Le choix du morceau d'ouverture d'un album paraît essentiel. Non pas que tout amateur averti se contente de sa seule écoute mais parce qu'il donne souvent la tonalité musicale de l'album.
En l'espèce, avec ces Fugues d'Innocent X, un avertissement liminaire s'impose : allergique au chant récitatif, passez le premier morceau au rythme anorexique, "Aux marches du palais", reprise d'une chanson populaire, qui, malgré la douce voix de France Cartigny, déprimerait un décérébré sous prozac.
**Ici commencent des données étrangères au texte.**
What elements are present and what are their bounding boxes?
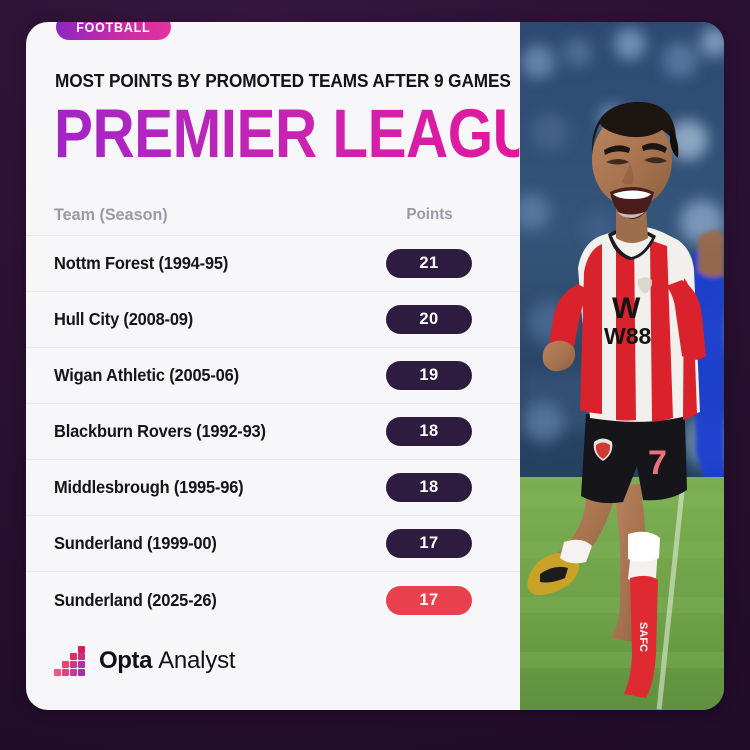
points-badge: 19 bbox=[386, 361, 472, 390]
table-body: Nottm Forest (1994-95) 21 Hull City (2008-… bbox=[26, 236, 520, 628]
shirt-number: 7 bbox=[648, 444, 667, 482]
category-badge-label: FOOTBALL bbox=[76, 22, 151, 35]
points-badge: 20 bbox=[386, 305, 472, 334]
row-team-label: Sunderland (2025-26) bbox=[54, 589, 217, 610]
sock-text: SAFC bbox=[637, 622, 649, 652]
opta-mark-square bbox=[62, 669, 69, 676]
player-photo: SAFC 7 bbox=[520, 22, 724, 710]
player-photo-illustration: SAFC 7 bbox=[520, 22, 724, 710]
points-badge-highlighted: 17 bbox=[386, 585, 472, 615]
column-header-team: Team (Season) bbox=[54, 204, 168, 224]
points-badge: 21 bbox=[386, 249, 472, 278]
opta-mark-square bbox=[78, 653, 85, 660]
opta-mark-square bbox=[62, 661, 69, 668]
shirt-sponsor: W88 bbox=[604, 323, 652, 349]
opta-staircase-icon bbox=[54, 646, 90, 676]
stats-table: Team (Season) Points Nottm Forest (1994-… bbox=[26, 194, 520, 628]
points-badge: 17 bbox=[386, 529, 472, 558]
table-row: Nottm Forest (1994-95) 21 bbox=[26, 236, 520, 292]
row-team-label: Hull City (2008-09) bbox=[54, 309, 194, 329]
row-points-cell: 17 bbox=[360, 529, 520, 558]
page-title: PREMIER LEAGUE bbox=[54, 95, 573, 172]
row-team-label: Blackburn Rovers (1992-93) bbox=[54, 421, 266, 441]
row-points-cell: 18 bbox=[360, 417, 520, 446]
logo-wordmark: Opta Analyst bbox=[99, 647, 236, 675]
column-header-points: Points bbox=[406, 205, 453, 223]
row-points-cell: 18 bbox=[360, 473, 520, 502]
points-badge: 18 bbox=[386, 417, 472, 446]
row-points-cell: 20 bbox=[360, 305, 520, 334]
table-row: Wigan Athletic (2005-06) 19 bbox=[26, 348, 520, 404]
opta-mark-square bbox=[70, 653, 77, 660]
opta-mark-square bbox=[54, 669, 61, 676]
table-row: Sunderland (1999-00) 17 bbox=[26, 516, 520, 572]
stat-card: FOOTBALL MOST POINTS BY PROMOTED TEAMS A… bbox=[26, 22, 724, 710]
content-column: FOOTBALL MOST POINTS BY PROMOTED TEAMS A… bbox=[26, 22, 573, 710]
row-team-label: Sunderland (1999-00) bbox=[54, 533, 217, 553]
opta-analyst-logo: Opta Analyst bbox=[54, 646, 236, 676]
opta-mark-square bbox=[70, 661, 77, 668]
row-points-cell: 17 bbox=[360, 585, 520, 615]
subtitle: MOST POINTS BY PROMOTED TEAMS AFTER 9 GA… bbox=[55, 70, 511, 91]
logo-brand-light: Analyst bbox=[158, 647, 236, 674]
opta-mark-square bbox=[70, 669, 77, 676]
table-row: Hull City (2008-09) 20 bbox=[26, 292, 520, 348]
category-badge: FOOTBALL bbox=[56, 22, 171, 40]
row-team-label: Nottm Forest (1994-95) bbox=[54, 253, 229, 273]
opta-mark-square bbox=[78, 661, 85, 668]
row-team-label: Wigan Athletic (2005-06) bbox=[54, 365, 239, 385]
table-row: Sunderland (2025-26) 17 bbox=[26, 572, 520, 628]
table-row: Middlesbrough (1995-96) 18 bbox=[26, 460, 520, 516]
row-points-cell: 21 bbox=[360, 249, 520, 278]
points-badge: 18 bbox=[386, 473, 472, 502]
row-points-cell: 19 bbox=[360, 361, 520, 390]
table-row: Blackburn Rovers (1992-93) 18 bbox=[26, 404, 520, 460]
opta-mark-square bbox=[78, 646, 85, 653]
opta-mark-square bbox=[78, 669, 85, 676]
table-header-row: Team (Season) Points bbox=[26, 194, 520, 236]
row-team-label: Middlesbrough (1995-96) bbox=[54, 477, 244, 497]
shirt-sponsor-w: W bbox=[612, 292, 641, 325]
logo-brand-bold: Opta bbox=[99, 647, 153, 674]
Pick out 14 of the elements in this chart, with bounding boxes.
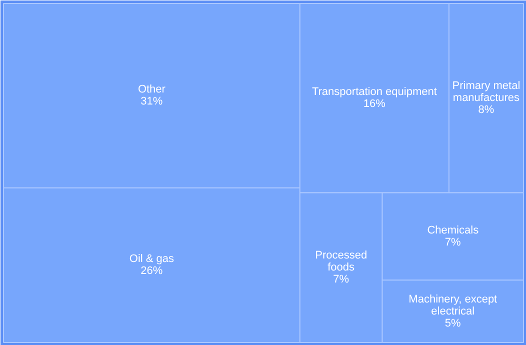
category-label: Chemicals: [427, 224, 480, 236]
data-label: 26%: [140, 265, 163, 278]
data-label: 8%: [478, 104, 494, 116]
data-label: 7%: [333, 274, 350, 286]
category-label: Machinery, except electrical: [408, 293, 498, 318]
data-label: 31%: [140, 96, 163, 108]
category-label: Other: [138, 84, 166, 96]
category-label: Transportation equipment: [312, 86, 437, 98]
data-label: 16%: [363, 98, 386, 110]
category-label: Processed foods: [315, 250, 368, 274]
data-label: 5%: [444, 317, 462, 330]
category-label: Oil & gas: [129, 253, 175, 266]
data-label: 7%: [444, 236, 462, 248]
category-label: Primary metal manufactures: [452, 80, 520, 104]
L'album contient néanmoins 3 autres morceaux du même esprit dont "Comédie" sur lequel Anne-James Chaton déclame, à la manière de Kat Onoma, la litanie du quotidien de la caissière de supérette scandé par le prix des articles jusqu'à l'emballement, et "Valade Martial" dans lequel une déclaration d'amour se glisse parmi l'énumération des identifications administratives qui déshumanise l'individu sociétal contemporain
Cela étant, ce sont incontestablement les morceaux instrumentaux qui retiendront notre attention car ils attestent d'une patte qui induit la réminiscence avec Slint, la référence ultime du post-rock (cf. la chronique de l'album Spiderland de Slint).
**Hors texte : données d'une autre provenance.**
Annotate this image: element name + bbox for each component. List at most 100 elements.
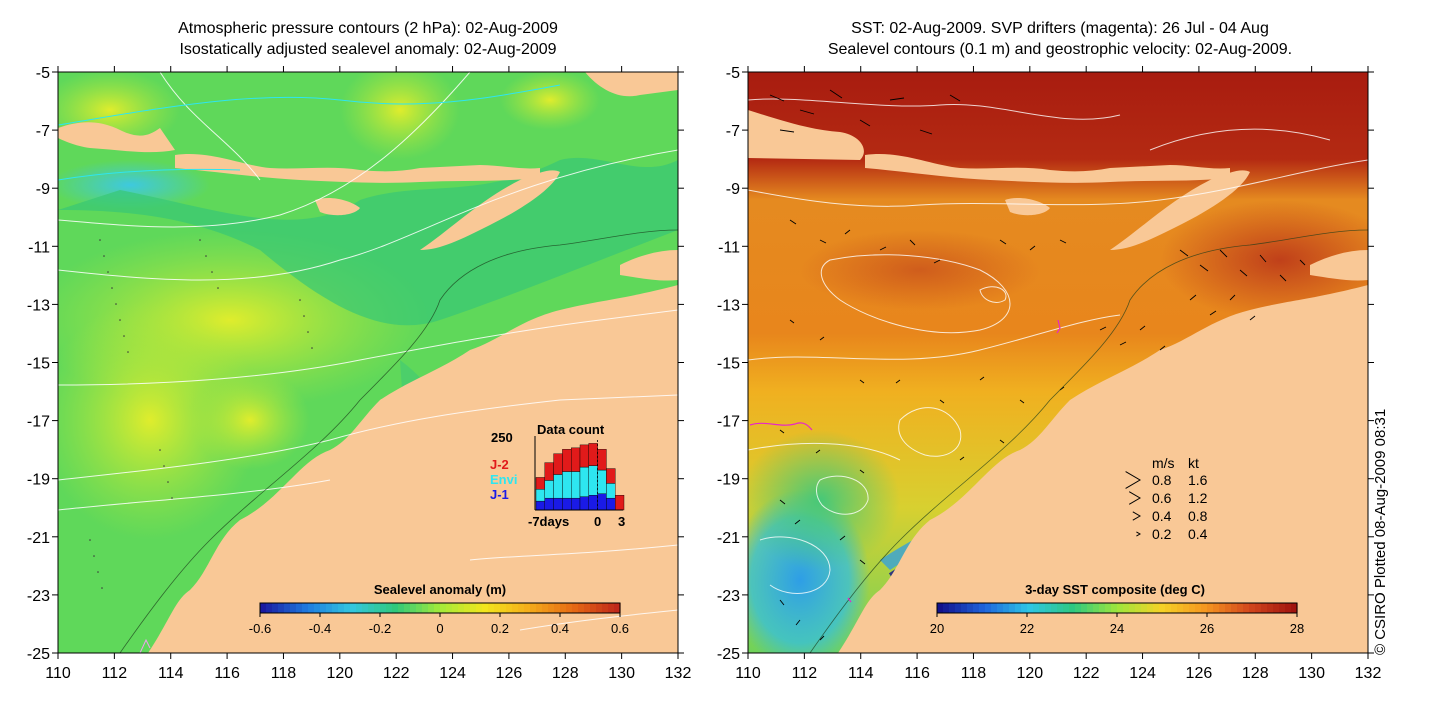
inset-bar-j-2 [544,462,554,481]
inset-bar-j-1 [535,500,546,511]
colorbar-swatch [326,603,333,613]
colorbar-swatch [1291,603,1298,613]
inset-bar-envi [606,483,616,499]
right-axes: -5 -7 -9 -11 -13 -15 -17 -19 -21 -23 -25 110 112 114 1… [717,65,1382,682]
lon-label: 120 [1016,665,1043,682]
colorbar-swatch [590,603,597,613]
colorbar-swatch [410,603,417,613]
island-east [620,250,678,281]
colorbar-swatch [440,603,447,613]
colorbar-swatch [1063,603,1070,613]
colorbar-swatch [1021,603,1028,613]
colorbar-swatch [332,603,339,613]
colorbar-swatch [1147,603,1154,613]
colorbar-swatch [1105,603,1112,613]
colorbar-swatch [458,603,465,613]
sst-cool-region [748,430,900,570]
colorbar-swatch [500,603,507,613]
lon-label: 128 [1242,665,1269,682]
colorbar-swatch [380,603,387,613]
magenta-marker [139,638,151,653]
colorbar-swatch [1225,603,1232,613]
colorbar-swatch [368,603,375,613]
colorbar-swatch [398,603,405,613]
inset-bar-j-1 [544,497,554,511]
velocity-legend-arrow [1136,531,1141,537]
colorbar-swatch [1243,603,1250,613]
colorbar-swatch [1165,603,1172,613]
colorbar-swatch [1009,603,1016,613]
sealevel-colorbar-label: Sealevel anomaly (m) [374,582,506,597]
colorbar-swatch [1123,603,1130,613]
inset-bar-j-2 [606,468,616,484]
colorbar-tick-label: 26 [1200,621,1214,636]
inset-bar-envi [579,466,590,497]
colorbar-swatch [608,603,615,613]
inset-legend-j1: J-1 [490,487,509,502]
data-track-dots [89,239,313,589]
colorbar-swatch [560,603,567,613]
colorbar-swatch [1027,603,1034,613]
lat-label: -15 [717,356,740,373]
anomaly-high-region [340,72,460,160]
inset-ymax-label: 250 [491,430,513,445]
colorbar-swatch [602,603,609,613]
velocity-legend-kt: 0.8 [1188,508,1208,524]
lon-label: 130 [608,665,635,682]
colorbar-swatch [967,603,974,613]
colorbar-swatch [1153,603,1160,613]
colorbar-swatch [482,603,489,613]
inset-bar-j-1 [606,497,616,511]
island-east [1310,250,1368,281]
lat-label: -9 [36,181,50,198]
lon-label: 120 [326,665,353,682]
geostrophic-velocity-arrows [769,89,1306,641]
lesser-sunda-islands [175,153,540,183]
colorbar-swatch [614,603,621,613]
colorbar-tick-label: -0.2 [369,621,391,636]
pressure-contours [58,72,678,631]
colorbar-swatch [542,603,549,613]
lon-label: 132 [1355,665,1382,682]
colorbar-swatch [362,603,369,613]
colorbar-swatch [961,603,968,613]
colorbar-tick-label: 28 [1290,621,1304,636]
colorbar-swatch [979,603,986,613]
colorbar-tick-label: 0.4 [551,621,569,636]
colorbar-tick-label: 20 [930,621,944,636]
lon-label: 122 [383,665,410,682]
sumba-island [1005,197,1050,216]
lon-label: 124 [1129,665,1156,682]
colorbar-swatch [1033,603,1040,613]
lon-label: 122 [1073,665,1100,682]
colorbar-swatch [1177,603,1184,613]
colorbar-swatch [1087,603,1094,613]
velocity-legend-ms: 0.6 [1152,490,1172,506]
velocity-legend-arrow [1128,491,1141,505]
colorbar-swatch [470,603,477,613]
colorbar-tick-label: 0.6 [611,621,629,636]
lon-label: 126 [496,665,523,682]
lat-label: -15 [27,356,50,373]
inset-bar-j-1 [579,496,590,511]
lon-label: 110 [45,665,71,682]
lon-label: 110 [735,665,761,682]
velocity-legend-kt-header: kt [1188,455,1199,471]
colorbar-swatch [284,603,291,613]
lon-label: 116 [214,665,240,682]
velocity-legend-ms: 0.4 [1152,508,1172,524]
anomaly-high-region [500,72,600,130]
colorbar-swatch [374,603,381,613]
lat-label: -5 [726,65,740,82]
australia-land [838,285,1368,653]
colorbar-tick-label: 0.2 [491,621,509,636]
inset-bar-envi [597,469,607,494]
colorbar-swatch [314,603,321,613]
colorbar-swatch [506,603,513,613]
colorbar-swatch [1111,603,1118,613]
inset-bar-envi [588,465,598,496]
svp-drifter-tracks [749,319,1061,603]
inset-bar-envi [544,480,554,499]
left-title-line1: Atmospheric pressure contours (2 hPa): 0… [178,20,558,37]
C'est avec "Insomnie", qui s'ouvre sur des bidouillages électro et des croassements de ptérodactyles, que, point de doute, on entre dans le post-rock instrumental dont les boucles sonores nous transporte dans ces univers chers à Labradford, Mogwaï et quelques autres d'outre-Atlantique avec deux guitares (Pierre Fruchard et Cédric Leboeuf) et une batterie (Etienne Bonhomme).
Ces univers où les nappes sonores ondulent à la surface des eaux du royaume des morts sans s'y arrêter et nous entraîne vers le "Nord", le morceau le plus émouvant sans doute par sa composition exemplaire qui démontre ce qu'on peut faire avec deux guitares aux riffs acérés et une rythmique impeccable.
Sur "Praxis Du Vide", au parasite électro, succède la batterie impérieuse, têtue et entêtante, qui rallie les guitares insolentes et "Outremonde" qui démarre sur un rock puissant et noisy pour tendre vers l'apaisement du break minimaliste et s'épanouir à nouveau de manière mogwaienne.
L'album se clôt sur une "Fugue" apaisée de facture presque classique qui ne peut que donner envie de réécouter l'album.